The latest polls have about a 35% approval rating of this plan, so the President is on a $100 million plus campaign to get us to change our minds. He is flying around the country trying to change opinions on the plan, advertising on TV, Newspaper, and online, and sending out others from his cabinet such as Treasury Secretary Snow and VP Cheney to promote the idea.

In Britain, they have a pension system which includes private investments. Unfortunately, for the citizens of Britain, the plan is largely regarded as a failure. In fact, members of the British Parliament are looking at the current US Social Security system as an example of a a good system. David Willetts, a Conservative member of Parliament whose intellectual acumen has earned him the nickname "Two Brains," is one admirer of the American system. "I like the way they distinguish between Social Security and means-tested welfare," he says. "They have higher Social Security benefits to keep elderly people off welfare."

The cost to overhaul the system and create private accounts is going to cost a staggering $2 trillion over the next ten years alone. The current US deficit is somewhere around a record $7 trillion. And judging from Bush's past economic blunders, privatization will likely cost much more than current estimates. This money will likely be borrowed from foreign countries, and we are going to be stuck with paying off that debt.

So who does like the idea? Well, Wall Street is absolutely salivating with the prospect of private accounts.
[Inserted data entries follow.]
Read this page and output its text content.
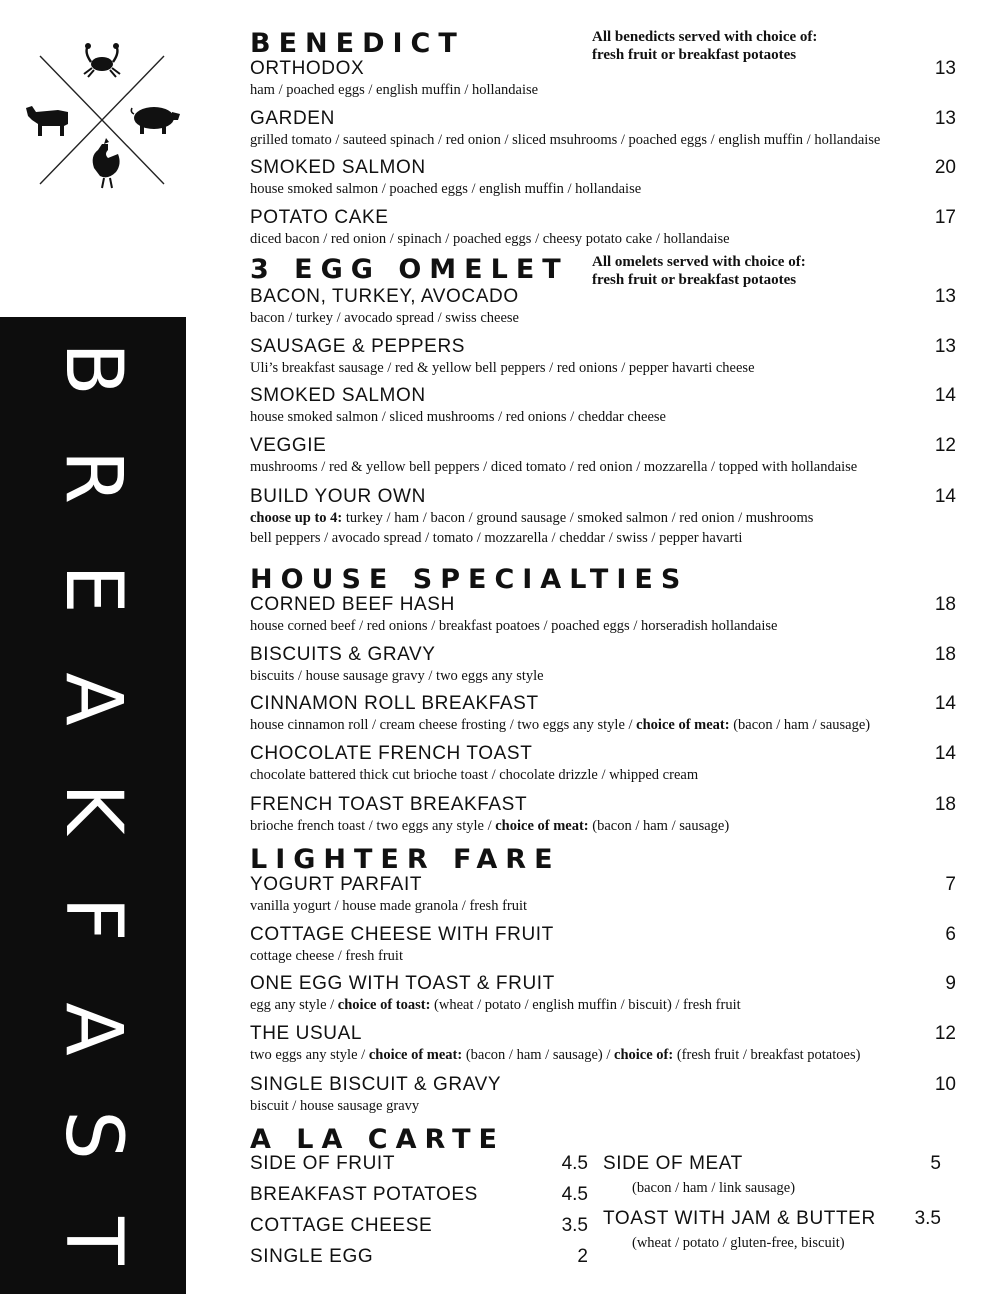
B
R
E
A
K
F
A
S
T
BENEDICT	All benedicts served with choice of:
fresh fruit or breakfast potaotes
ORTHODOX	13
ham / poached eggs / english muffin / hollandaise
GARDEN	13
grilled tomato / sauteed spinach / red onion / sliced msuhrooms / poached eggs / english muffin / hollandaise
SMOKED SALMON	20
house smoked salmon / poached eggs / english muffin / hollandaise
POTATO CAKE	17
diced bacon / red onion / spinach / poached eggs / cheesy potato cake / hollandaise
3 EGG OMELET All omelets served with choice of:
fresh fruit or breakfast potaotes
BACON, TURKEY, AVOCADO	13
bacon / turkey / avocado spread / swiss cheese
SAUSAGE & PEPPERS	13
Uli’s breakfast sausage / red & yellow bell peppers / red onions / pepper havarti cheese
SMOKED SALMON	14
house smoked salmon / sliced mushrooms / red onions / cheddar cheese
VEGGIE	12
mushrooms / red & yellow bell peppers / diced tomato / red onion / mozzarella / topped with hollandaise
BUILD YOUR OWN	14
choose up to 4: turkey / ham / bacon / ground sausage / smoked salmon / red onion / mushrooms
bell peppers / avocado spread / tomato / mozzarella / cheddar / swiss / pepper havarti
HOUSE SPECIALTIES
CORNED BEEF HASH	18
house corned beef / red onions / breakfast poatoes / poached eggs / horseradish hollandaise
BISCUITS & GRAVY	18
biscuits / house sausage gravy / two eggs any style
CINNAMON ROLL BREAKFAST	14
house cinnamon roll / cream cheese frosting / two eggs any style / choice of meat: (bacon / ham / sausage)
CHOCOLATE FRENCH TOAST	14
chocolate battered thick cut brioche toast / chocolate drizzle / whipped cream
FRENCH TOAST BREAKFAST	18
brioche french toast / two eggs any style / choice of meat: (bacon / ham / sausage)
LIGHTER FARE
YOGURT PARFAIT	7
vanilla yogurt / house made granola / fresh fruit
COTTAGE CHEESE WITH FRUIT	6
cottage cheese / fresh fruit
ONE EGG WITH TOAST & FRUIT	9
egg any style / choice of toast: (wheat / potato / english muffin / biscuit) / fresh fruit
THE USUAL	12
two eggs any style / choice of meat: (bacon / ham / sausage) / choice of: (fresh fruit / breakfast potatoes)
SINGLE BISCUIT & GRAVY	10
biscuit / house sausage gravy
A LA CARTE
SIDE OF FRUIT	4.5
BREAKFAST POTATOES	4.5
COTTAGE CHEESE	3.5
SINGLE EGG	2
SIDE OF MEAT	5
(bacon / ham / link sausage)
TOAST WITH JAM & BUTTER 3.5
(wheat / potato / gluten-free, biscuit)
They would make a killing off of fees associated with private accounts. To quote Paul Krugman, a professor at Yale, MIT, Stanford, and now Princeton, "There are two problems with that. First, the fees charged on private accounts will be a significant drain on returns. In a typical portfolio, we're probably looking at a return of four percent. But fees are likely to take at least one percent, like they do in Britain. So now we're down to a return of three percent or less on private accounts. And since Bush wants to borrow $2 trillion to pay for the transition, we're talking about borrowing at interest rates of three percent to establish private accounts that will yield three percent -- with a lot of additional risk. So it's a lose-lose proposition, except for the mutual-fund industry." Hmmm...I wonder how much money Wall Street gave to Bush's campaign and other Republicans?
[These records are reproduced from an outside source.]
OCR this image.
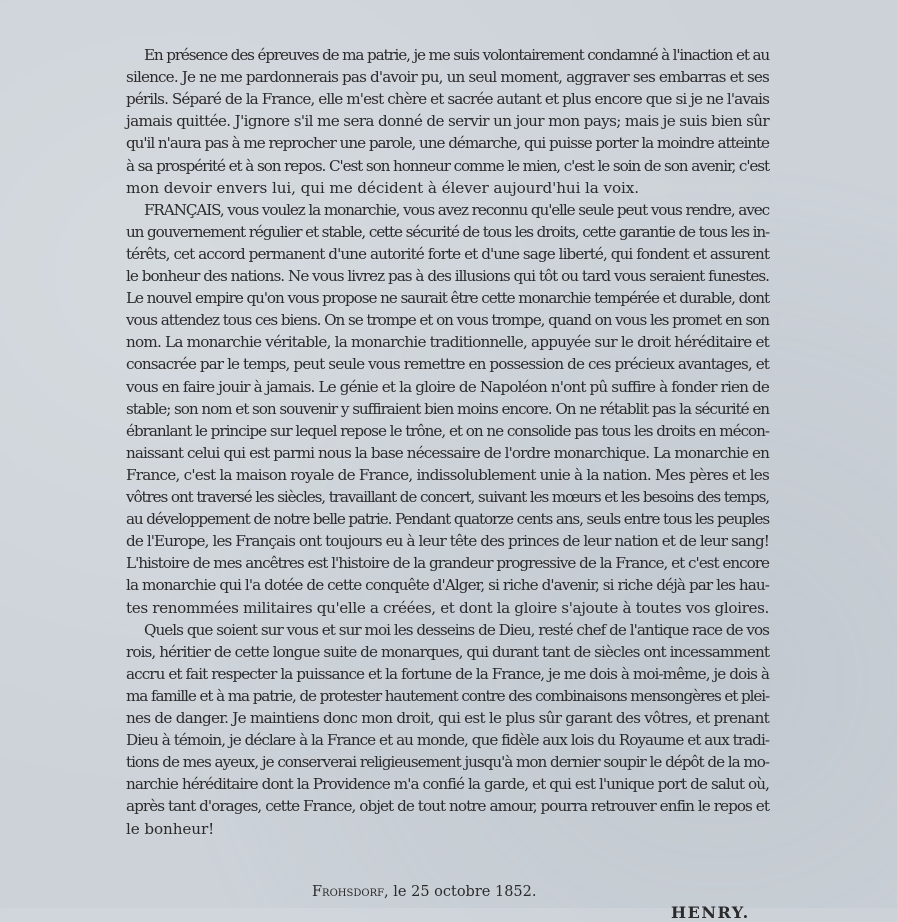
En présence des épreuves de ma patrie, je me suis volontairement condamné à l'inaction et au
silence. Je ne me pardonnerais pas d'avoir pu, un seul moment, aggraver ses embarras et ses
périls. Séparé de la France, elle m'est chère et sacrée autant et plus encore que si je ne l'avais
jamais quittée. J'ignore s'il me sera donné de servir un jour mon pays; mais je suis bien sûr
qu'il n'aura pas à me reprocher une parole, une démarche, qui puisse porter la moindre atteinte
à sa prospérité et à son repos. C'est son honneur comme le mien, c'est le soin de son avenir, c'est
mon devoir envers lui, qui me décident à élever aujourd'hui la voix.
FRANÇAIS, vous voulez la monarchie, vous avez reconnu qu'elle seule peut vous rendre, avec
un gouvernement régulier et stable, cette sécurité de tous les droits, cette garantie de tous les in-
térêts, cet accord permanent d'une autorité forte et d'une sage liberté, qui fondent et assurent
le bonheur des nations. Ne vous livrez pas à des illusions qui tôt ou tard vous seraient funestes.
Le nouvel empire qu'on vous propose ne saurait être cette monarchie tempérée et durable, dont
vous attendez tous ces biens. On se trompe et on vous trompe, quand on vous les promet en son
nom. La monarchie véritable, la monarchie traditionnelle, appuyée sur le droit héréditaire et
consacrée par le temps, peut seule vous remettre en possession de ces précieux avantages, et
vous en faire jouir à jamais. Le génie et la gloire de Napoléon n'ont pû suffire à fonder rien de
stable; son nom et son souvenir y suffiraient bien moins encore. On ne rétablit pas la sécurité en
ébranlant le principe sur lequel repose le trône, et on ne consolide pas tous les droits en mécon-
naissant celui qui est parmi nous la base nécessaire de l'ordre monarchique. La monarchie en
France, c'est la maison royale de France, indissolublement unie à la nation. Mes pères et les
vôtres ont traversé les siècles, travaillant de concert, suivant les mœurs et les besoins des temps,
au développement de notre belle patrie. Pendant quatorze cents ans, seuls entre tous les peuples
de l'Europe, les Français ont toujours eu à leur tête des princes de leur nation et de leur sang!
L'histoire de mes ancêtres est l'histoire de la grandeur progressive de la France, et c'est encore
la monarchie qui l'a dotée de cette conquête d'Alger, si riche d'avenir, si riche déjà par les hau-
tes renommées militaires qu'elle a créées, et dont la gloire s'ajoute à toutes vos gloires.
Quels que soient sur vous et sur moi les desseins de Dieu, resté chef de l'antique race de vos
rois, héritier de cette longue suite de monarques, qui durant tant de siècles ont incessamment
accru et fait respecter la puissance et la fortune de la France, je me dois à moi-même, je dois à
ma famille et à ma patrie, de protester hautement contre des combinaisons mensongères et plei-
nes de danger. Je maintiens donc mon droit, qui est le plus sûr garant des vôtres, et prenant
Dieu à témoin, je déclare à la France et au monde, que fidèle aux lois du Royaume et aux tradi-
tions de mes ayeux, je conserverai religieusement jusqu'à mon dernier soupir le dépôt de la mo-
narchie héréditaire dont la Providence m'a confié la garde, et qui est l'unique port de salut où,
après tant d'orages, cette France, objet de tout notre amour, pourra retrouver enfin le repos et
le bonheur!
Frohsdorf, le 25 octobre 1852.
HENRY.
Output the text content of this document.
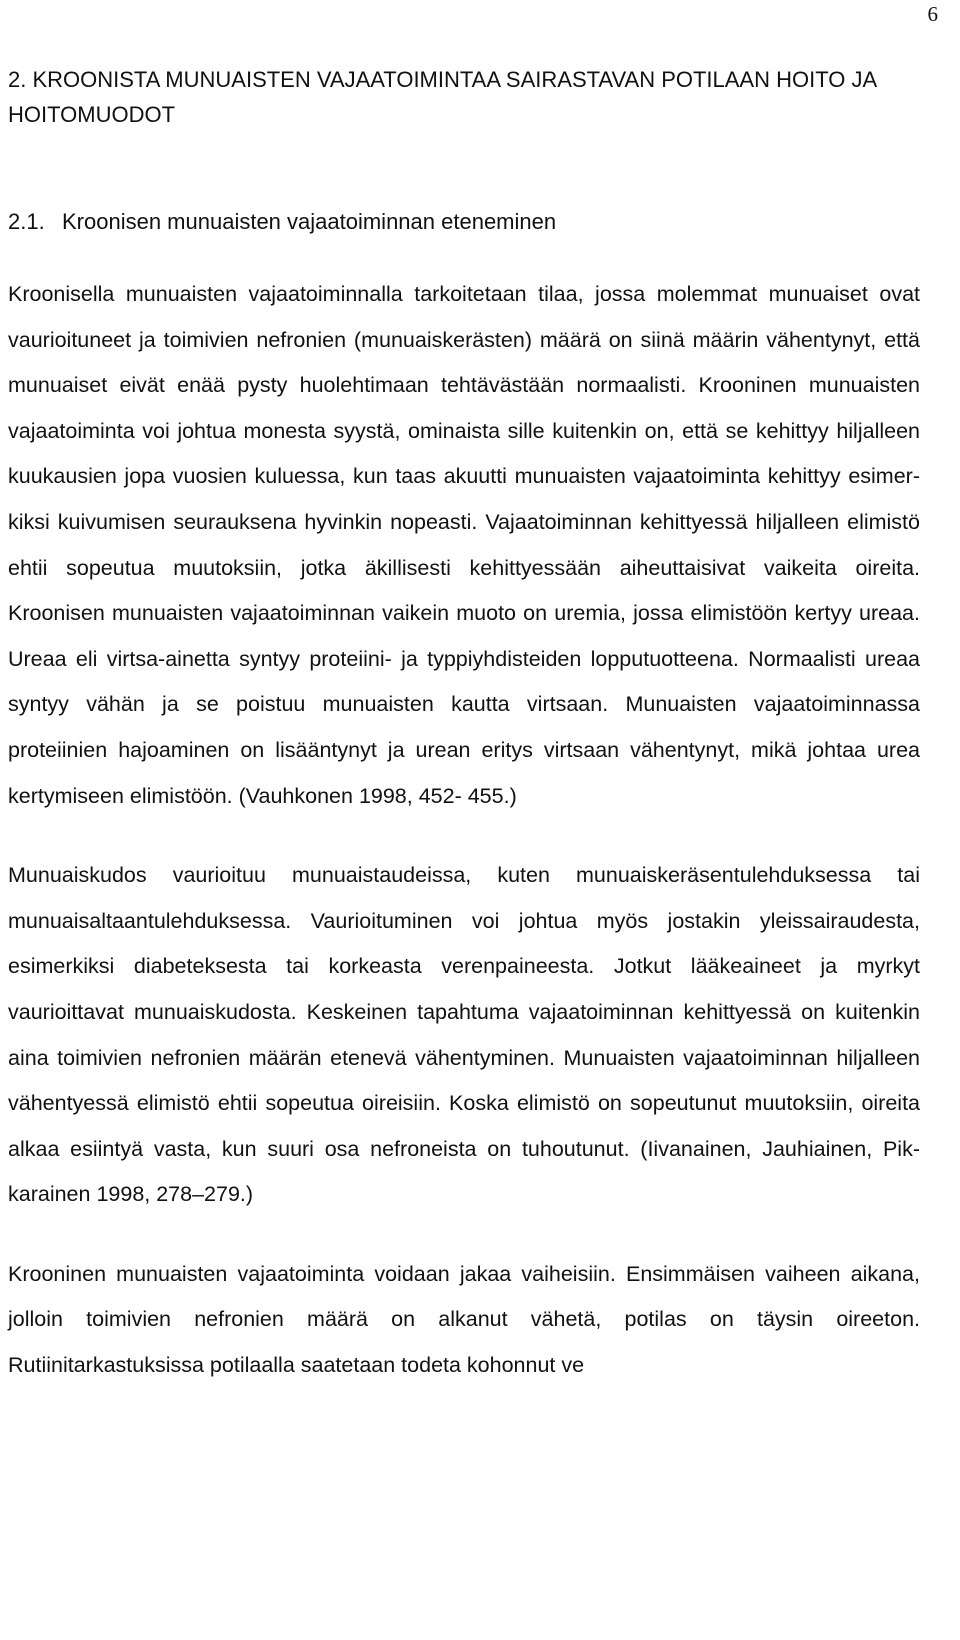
6
2. KROONISTA MUNUAISTEN VAJAATOIMINTAA SAIRASTAVAN POTILAAN HOITO JA HOITOMUODOT
2.1. Kroonisen munuaisten vajaatoiminnan eteneminen

Kroonisella munuaisten vajaatoiminnalla tarkoitetaan tilaa, jossa molemmat munuaiset ovat vaurioituneet ja toimivien nefronien (munuaiskerästen) määrä on siinä määrin vähentynyt, että munuaiset eivät enää pysty huolehtimaan tehtävästään normaalisti. Krooninen munuaisten vajaatoiminta voi johtua monesta syystä, ominaista sille kuitenkin on, että se kehittyy hiljalleen kuukausien jopa vuosien kuluessa, kun taas akuutti munuaisten vajaatoiminta kehittyy esimerkiksi kuivumisen seurauksena hyvinkin nopeasti. Vajaatoiminnan kehittyessä hiljalleen elimistö ehtii sopeutua muutoksiin, jotka äkillisesti kehittyessään aiheuttaisivat vaikeita oireita. Kroonisen munuaisten vajaatoiminnan vaikein muoto on uremia, jossa elimistöön kertyy ureaa. Ureaa eli virtsa-ainetta syntyy proteiini- ja typpiyhdisteiden lopputuotteena. Normaalisti ureaa syntyy vähän ja se poistuu munuaisten kautta virtsaan. Munuaisten vajaatoiminnassa proteiinien hajoaminen on lisääntynyt ja urean eritys virtsaan vähentynyt, mikä johtaa urea kertymiseen elimistöön. (Vauhkonen 1998, 452- 455.)

Munuaiskudos vaurioituu munuaistaudeissa, kuten munuaiskeräsentulehduksessa tai munuaisaltaantulehduksessa. Vaurioituminen voi johtua myös jostakin yleissairaudesta, esimerkiksi diabeteksesta tai korkeasta verenpaineesta. Jotkut lääkeaineet ja myrkyt vaurioittavat munuaiskudosta. Keskeinen tapahtuma vajaatoiminnan kehittyessä on kuitenkin aina toimivien nefronien määrän etenevä vähentyminen. Munuaisten vajaatoiminnan hiljalleen vähentyessä elimistö ehtii sopeutua oireisiin. Koska elimistö on sopeutunut muutoksiin, oireita alkaa esiintyä vasta, kun suuri osa nefroneista on tuhoutunut. (Iivanainen, Jauhiainen, Pikkarainen 1998, 278–279.)

Krooninen munuaisten vajaatoiminta voidaan jakaa vaiheisiin. Ensimmäisen vaiheen aikana, jolloin toimivien nefronien määrä on alkanut vähetä, potilas on täysin oireeton. Rutiinitarkastuksissa potilaalla saatetaan todeta kohonnut ve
So, Social Security is going to need some adjustments to keep it going. Many economists and politicians believe that the current system can be fixed without drastically overhauling it, and it has been strengthened in the past. I don't believe it is worth the risk of the privatization program that W is proposing. If you like the investment idea, then I encourage you to start up (or continue) a 401k plan like I have. Social Security has been one of the most popular and successful government programs in history. Let's not let him screw it up.

1 Comments:

At 11:52 AM, Anonymous Anonymous said...

Niall -

As always a very good entry with lots of facts to back up your opinion. Having said that, is there anything on the Social Security revamp? Have me thinking about the privatization of SS, but then you included little detail on the revamp. Do you have any?